– Слушай, – поморщился Алексей, – я уже тысячу раз слышал такие вещи и сто раз о них сам писал. Просто у нас получилось, вот и все. А если бы мы снова сопрягались в подъезде, путаясь в одежде, то опять бы получили лишь жалкое содрогание.
– Нет-нет! Я готова была с тобой по-настоящему кончить! Я люблю один твой рассказ из той книжки, что ты подарил… Ну, помнишь: там герой читает на улице объявление об услугах машинистки, начинает по почерку представлять себе эту женщину, сочиняет рассказ, как влюбляется в нее, и приносит ей его печатать. И когда она доходит до конца, отстукивает последнюю фразу, он звонит к ней в дверь, – как и герой рассказа, минута в минуту.
– Когда я написал этот рассказ, – с горечью сказал Звонарев, – мне было столько же лет, сколько тебе теперь. А сейчас и машинисток-то никаких нет, и никто больше не нуждается в их услугах. Компьютеры, принтеры… Рассказ устарел, и я устарел.
– Неправда! Ни герой, ни героиня не устарели, а эту несчастную машинку можно заменить компьютером. А можно и не менять. Я в этой героине видела себя, а на машинку эту даже не обратила внимания. И, между прочим, для меня все сбылось, как в твоем рассказе!

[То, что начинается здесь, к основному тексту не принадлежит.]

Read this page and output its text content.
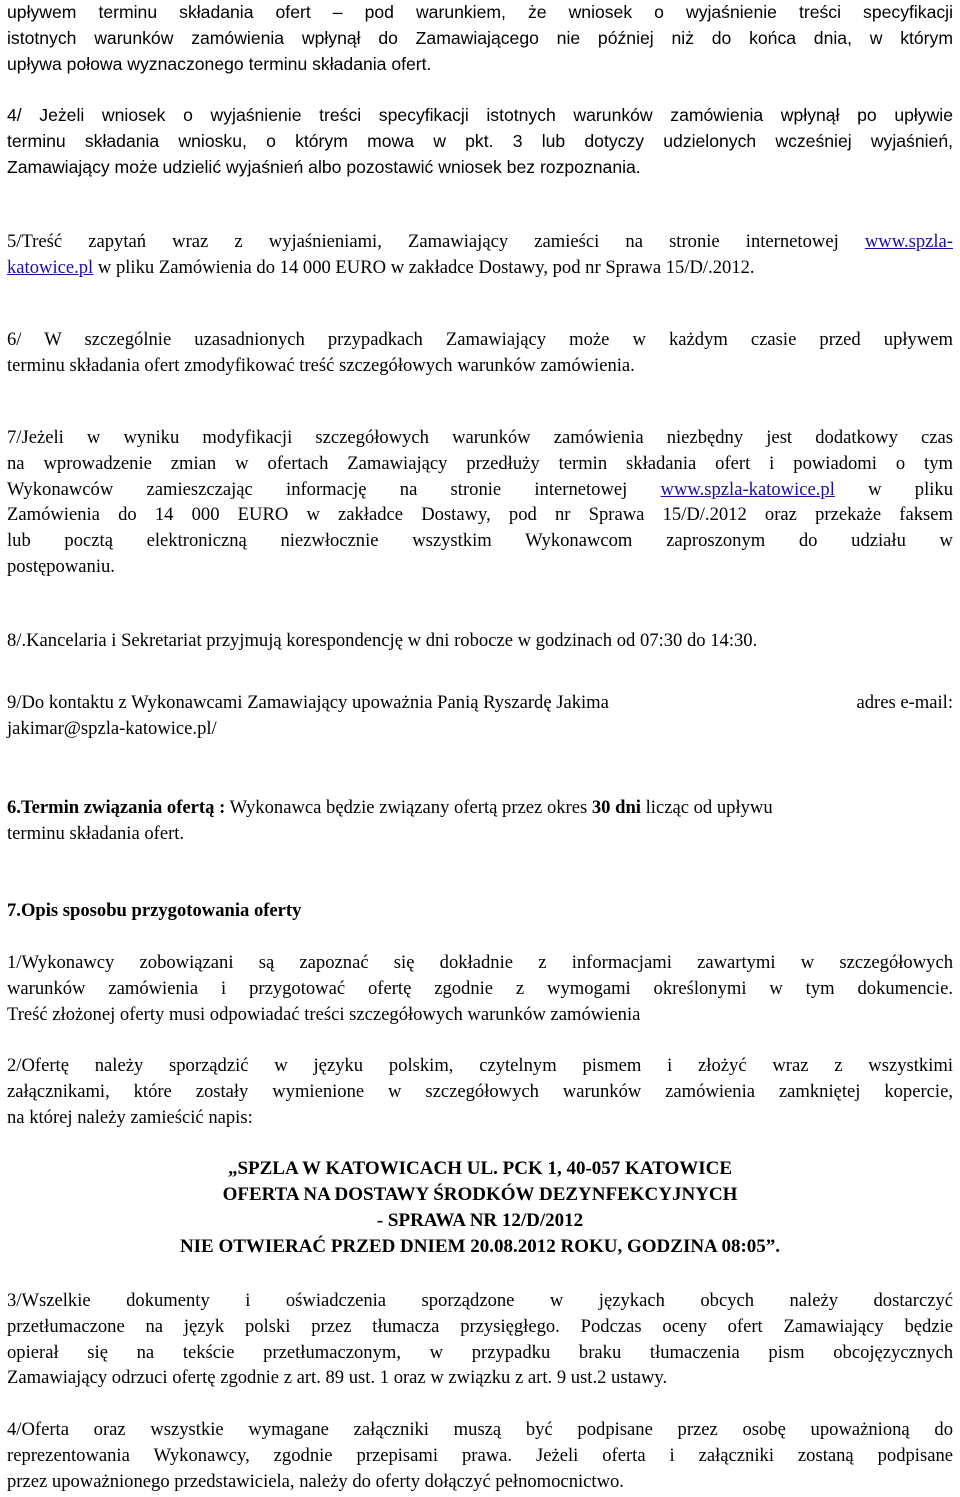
upływem terminu składania ofert – pod warunkiem, że wniosek o wyjaśnienie treści specyfikacji
istotnych warunków zamówienia wpłynął do Zamawiającego nie później niż do końca dnia, w którym
upływa połowa wyznaczonego terminu składania ofert.

4/ Jeżeli wniosek o wyjaśnienie treści specyfikacji istotnych warunków zamówienia wpłynął po upływie
terminu składania wniosku, o którym mowa w pkt. 3 lub dotyczy udzielonych wcześniej wyjaśnień,
Zamawiający może udzielić wyjaśnień albo pozostawić wniosek bez rozpoznania.

5/Treść zapytań wraz z wyjaśnieniami, Zamawiający zamieści na stronie internetowej www.spzla-
katowice.pl w pliku Zamówienia do 14 000 EURO w zakładce Dostawy, pod nr Sprawa 15/D/.2012.

6/ W szczególnie uzasadnionych przypadkach Zamawiający może w każdym czasie przed upływem
terminu składania ofert zmodyfikować treść szczegółowych warunków zamówienia.

7/Jeżeli w wyniku modyfikacji szczegółowych warunków zamówienia niezbędny jest dodatkowy czas
na wprowadzenie zmian w ofertach Zamawiający przedłuży termin składania ofert i powiadomi o tym
Wykonawców zamieszczając informację na stronie internetowej www.spzla-katowice.pl w pliku
Zamówienia do 14 000 EURO w zakładce Dostawy, pod nr Sprawa 15/D/.2012 oraz przekaże faksem
lub pocztą elektroniczną niezwłocznie wszystkim Wykonawcom zaproszonym do udziału w
postępowaniu.

8/.Kancelaria i Sekretariat przyjmują korespondencję w dni robocze w godzinach od 07:30 do 14:30.

9/Do kontaktu z Wykonawcami Zamawiający upoważnia Panią Ryszardę Jakima	adres e-mail:
jakimar@spzla-katowice.pl/

6.Termin związania ofertą : Wykonawca będzie związany ofertą przez okres 30 dni licząc od upływu
terminu składania ofert.

7.Opis sposobu przygotowania oferty

1/Wykonawcy zobowiązani są zapoznać się dokładnie z informacjami zawartymi w szczegółowych
warunków zamówienia i przygotować ofertę zgodnie z wymogami określonymi w tym dokumencie.
Treść złożonej oferty musi odpowiadać treści szczegółowych warunków zamówienia

2/Ofertę należy sporządzić w języku polskim, czytelnym pismem i złożyć wraz z wszystkimi
załącznikami, które zostały wymienione w szczegółowych warunków zamówienia zamkniętej kopercie,
na której należy zamieścić napis:

„SPZLA W KATOWICACH UL. PCK 1, 40-057 KATOWICE
OFERTA NA DOSTAWY ŚRODKÓW DEZYNFEKCYJNYCH
- SPRAWA NR 12/D/2012
NIE OTWIERAĆ PRZED DNIEM 20.08.2012 ROKU, GODZINA 08:05”.

3/Wszelkie dokumenty i oświadczenia sporządzone w językach obcych należy dostarczyć
przetłumaczone na język polski przez tłumacza przysięgłego. Podczas oceny ofert Zamawiający będzie
opierał się na tekście przetłumaczonym, w przypadku braku tłumaczenia pism obcojęzycznych
Zamawiający odrzuci ofertę zgodnie z art. 89 ust. 1 oraz w związku z art. 9 ust.2 ustawy.

4/Oferta oraz wszystkie wymagane załączniki muszą być podpisane przez osobę upoważnioną do
reprezentowania Wykonawcy, zgodnie przepisami prawa. Jeżeli oferta i załączniki zostaną podpisane
przez upoważnionego przedstawiciela, należy do oferty dołączyć pełnomocnictwo.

Конечно, после такого разговора, забыв об опасных днях, Катя вскоре снова прыгала на его животе, отбрасывая волосы назад, кусая губы, кончила бурно, вся в слезах, крупно содрогаясь и зажимая сама себе рот ладонью. Потом она упала к нему на грудь и, распластавшись на нем, моментально уснула, уже не вспомнив о ванной.
В шесть утра Катя растолкала тяжело спящего Звонарева, сказав, что через час обитатели коммуналки начнут подниматься.
– Сварить тебе кофе?
– Не надо. – Мрачно сопя, он одевался. «Поутру так невыносима пустоты беспредельность в сердце». Это уже не Лупанарэ, а настоящий японский поэт.
Свеженькая Катя, сидя среди скомканных простыней, с прищуром глядела на него. Отвернулась бы, что ли! «Утро сорокалетнего мужчины» – слишком натуралистическая картина. Хотя – пусть смотрит. Должны же быть у молодости преимущества.
Она легко вскочила на ноги, повисла у него на шее.
– Внутри все боли-ит! – Она спрятала лицо у Алексея на груди.
«А у меня – и внутри, и снаружи. Я весь – тупая, угрюмая, подлая боль». Он осторожно разжал ее руки, чмокнул в темя и сказал:
– Пока. Увидимся на работе.
Коридор был пуст, но в ванной уже завывал кран, поэтому расстояние до выхода Звонарев преодолел широким шагом. Здесь, несмотря на Катькины инструкции, он завозился с замком, а кран между тем замолк. Дернув изо всех сил защелку и содрав при этом кожу с пальцев, он распахнул наконец дверь. В проеме ее, словно ожидая, когда он откроет, стояла женщина в лыжном костюме с собачкой на поводке.
– Вот спасибо, – пропела она и тут же смолкла, уставившись на него с открытым ртом.
Он с испугом покосился на нее. Неужели Катькина мать? Да нет, слишком молода для этого, лет тридцать пять. Чего же она так смотрит? Посторонних мужчин здесь не видала? В глазах незнакомки зажегся странный огонек, она метнула взгляд через плечо Звонарева, вглубь коридора. Он проследил его направление: взгляд ударился в Катькину дверь и рикошетом вернулся к нему. Значит, все-таки – мать? Блин!.. И похожа! Да нет, ничего не похожа, просто он видел ее где-то. Но где? Крашеная блондинка, смазливая, в теле, но стройная. Переспал, что ли, с ней где-то спьяну?
И тут он узнал ее. Он переспал с ней спьяну – лет пятнадцать назад, в общежитии Литинститута. Это была Лена Порывайло – немного погрузневшая, с красноватой кожей на шее.
Глаза Алексея выдали, что он узнал ее.
– Это ты? – только и сказала она.
– Это я, – ответил он, как в анекдоте. Всю жизнь его преследуют эти аристотелевы узнавания-неузнавания, будь они неладны!
Позади щелкнула задвижка на двери ванной. Звонарев, прижавшись спиной к косяку, обошел по левому флангу крутое бедро госпожи Порывайло, на лице которой застыло какое-то странное, незаконченное выражение: словно человек собирался улыбнуться или заплакать, но что-то ему помешало. Собачка дергала женщину за поводок. Алексей, не оборачиваясь, пошел по ступенькам вниз. Вся эта сцена заняла не больше тридцати секунд.